‘Colonial currencies and money illusions’ by Prof. G. Balachandran

Prof. G. Balachandran from International History and Politics, Graduate Institute of International and Development Studies, Geneva presented his research entitled ‘Colonial currencies and money illusions’ at the Sociological Research Colloquium.

When: Friday, 10th February 2017 at 3:00 p.m.

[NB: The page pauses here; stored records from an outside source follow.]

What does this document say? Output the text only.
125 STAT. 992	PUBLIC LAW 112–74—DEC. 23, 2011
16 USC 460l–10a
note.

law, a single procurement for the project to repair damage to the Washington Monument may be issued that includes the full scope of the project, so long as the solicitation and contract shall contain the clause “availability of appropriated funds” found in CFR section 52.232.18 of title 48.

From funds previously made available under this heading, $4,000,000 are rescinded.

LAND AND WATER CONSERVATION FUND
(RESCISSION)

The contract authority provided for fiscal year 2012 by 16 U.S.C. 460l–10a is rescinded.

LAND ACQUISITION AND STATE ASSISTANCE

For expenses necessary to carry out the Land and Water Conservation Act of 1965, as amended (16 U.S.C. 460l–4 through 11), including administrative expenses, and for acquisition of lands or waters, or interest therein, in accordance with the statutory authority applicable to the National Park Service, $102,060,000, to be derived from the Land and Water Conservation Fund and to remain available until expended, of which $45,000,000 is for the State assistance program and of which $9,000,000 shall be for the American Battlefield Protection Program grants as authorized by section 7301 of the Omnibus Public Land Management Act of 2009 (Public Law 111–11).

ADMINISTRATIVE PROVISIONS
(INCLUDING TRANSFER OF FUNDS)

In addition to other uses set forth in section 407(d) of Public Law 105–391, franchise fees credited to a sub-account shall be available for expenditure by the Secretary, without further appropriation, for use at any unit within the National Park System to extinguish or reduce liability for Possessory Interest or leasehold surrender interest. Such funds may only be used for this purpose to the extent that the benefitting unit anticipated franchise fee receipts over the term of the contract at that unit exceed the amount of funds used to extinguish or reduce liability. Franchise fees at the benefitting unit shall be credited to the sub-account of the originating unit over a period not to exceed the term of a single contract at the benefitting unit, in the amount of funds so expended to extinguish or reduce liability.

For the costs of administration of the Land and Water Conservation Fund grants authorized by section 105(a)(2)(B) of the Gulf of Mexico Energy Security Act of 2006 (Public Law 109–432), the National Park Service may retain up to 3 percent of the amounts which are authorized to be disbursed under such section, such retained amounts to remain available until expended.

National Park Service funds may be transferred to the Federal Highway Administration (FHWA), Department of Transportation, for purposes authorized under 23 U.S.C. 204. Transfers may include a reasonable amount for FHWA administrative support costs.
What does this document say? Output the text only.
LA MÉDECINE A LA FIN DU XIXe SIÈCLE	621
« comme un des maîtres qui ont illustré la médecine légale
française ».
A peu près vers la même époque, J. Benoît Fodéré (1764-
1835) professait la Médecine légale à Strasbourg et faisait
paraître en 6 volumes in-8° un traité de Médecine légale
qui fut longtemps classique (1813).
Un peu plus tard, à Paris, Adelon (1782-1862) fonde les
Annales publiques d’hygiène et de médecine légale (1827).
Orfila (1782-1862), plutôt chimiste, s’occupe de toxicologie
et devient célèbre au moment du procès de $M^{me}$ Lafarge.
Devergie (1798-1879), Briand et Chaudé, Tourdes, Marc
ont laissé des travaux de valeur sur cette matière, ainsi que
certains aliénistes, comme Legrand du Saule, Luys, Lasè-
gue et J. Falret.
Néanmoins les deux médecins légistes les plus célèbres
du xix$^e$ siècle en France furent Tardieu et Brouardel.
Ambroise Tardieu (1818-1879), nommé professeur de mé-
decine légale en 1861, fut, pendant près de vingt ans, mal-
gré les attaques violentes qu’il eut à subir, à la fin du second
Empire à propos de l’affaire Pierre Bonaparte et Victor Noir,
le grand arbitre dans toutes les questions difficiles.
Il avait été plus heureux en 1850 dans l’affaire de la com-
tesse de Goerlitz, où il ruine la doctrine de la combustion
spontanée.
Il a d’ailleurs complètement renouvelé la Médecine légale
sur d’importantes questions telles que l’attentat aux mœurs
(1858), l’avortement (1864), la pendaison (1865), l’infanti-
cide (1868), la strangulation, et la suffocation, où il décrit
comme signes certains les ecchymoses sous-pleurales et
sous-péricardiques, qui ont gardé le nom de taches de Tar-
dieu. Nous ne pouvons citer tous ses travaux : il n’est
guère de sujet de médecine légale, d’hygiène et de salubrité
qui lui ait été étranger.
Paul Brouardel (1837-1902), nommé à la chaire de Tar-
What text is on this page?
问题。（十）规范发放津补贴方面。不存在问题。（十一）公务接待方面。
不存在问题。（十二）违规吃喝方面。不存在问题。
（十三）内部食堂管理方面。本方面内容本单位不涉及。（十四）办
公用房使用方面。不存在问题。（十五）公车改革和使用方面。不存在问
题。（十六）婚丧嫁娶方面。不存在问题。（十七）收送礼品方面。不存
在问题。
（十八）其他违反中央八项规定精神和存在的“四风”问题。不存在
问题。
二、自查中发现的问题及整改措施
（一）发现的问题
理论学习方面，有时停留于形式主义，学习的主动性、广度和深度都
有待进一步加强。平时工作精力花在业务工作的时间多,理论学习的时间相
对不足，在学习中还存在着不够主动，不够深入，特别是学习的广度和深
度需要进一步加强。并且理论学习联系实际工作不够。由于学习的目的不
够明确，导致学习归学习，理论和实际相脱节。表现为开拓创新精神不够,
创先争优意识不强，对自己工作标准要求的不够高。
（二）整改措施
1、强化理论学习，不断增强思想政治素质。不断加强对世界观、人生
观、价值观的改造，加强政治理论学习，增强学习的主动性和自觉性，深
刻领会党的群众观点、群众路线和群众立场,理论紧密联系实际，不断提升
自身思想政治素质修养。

Where: Seminar Room (First Floor), Department of Sociology, University of Delhi 

Abstract

This paper attempts to situate dominant late-nineteenth and early-twentieth century sensibilities, claims, and practices about money in the political-economic contexts of colonialism and the worldwide expansion of accumulation. Drawing on an archive, and a rich scholarly tradition of studying money, including its histories, from the boundaries, my paper focuses on money as a political project engaging multiple actors, objectives, and motivations, traversing several possible paths and outcomes. Attending to the programmatic and pedagogical aspects of a universalizing money form and tracing its spread may contribute to a better understanding of money’s differential material effects. It may enable us to explore the broader political and social contexts for monetary ideas and theories, and their mutual interplays. Restoring money and ideas and theories about money to their respective time and place may help, furthermore, to thicken its (their) histories, and attempt stories about money that do not prefigure its unfolding.  

About the Speaker

G. Balachandran is Professor of International History and Politics at the Graduate Institute of International and Development Studies, Geneva. His research engages South Asia and the Indian Ocean in a global frame and spans labour, capital, entrepreneurship and development. He is also interested in histories of colonialism and decolonisation, and their continuing significance for the present. Professor Balachandran’s current research focusses on cultures of commerce in the Indian Ocean and Atlantic worlds.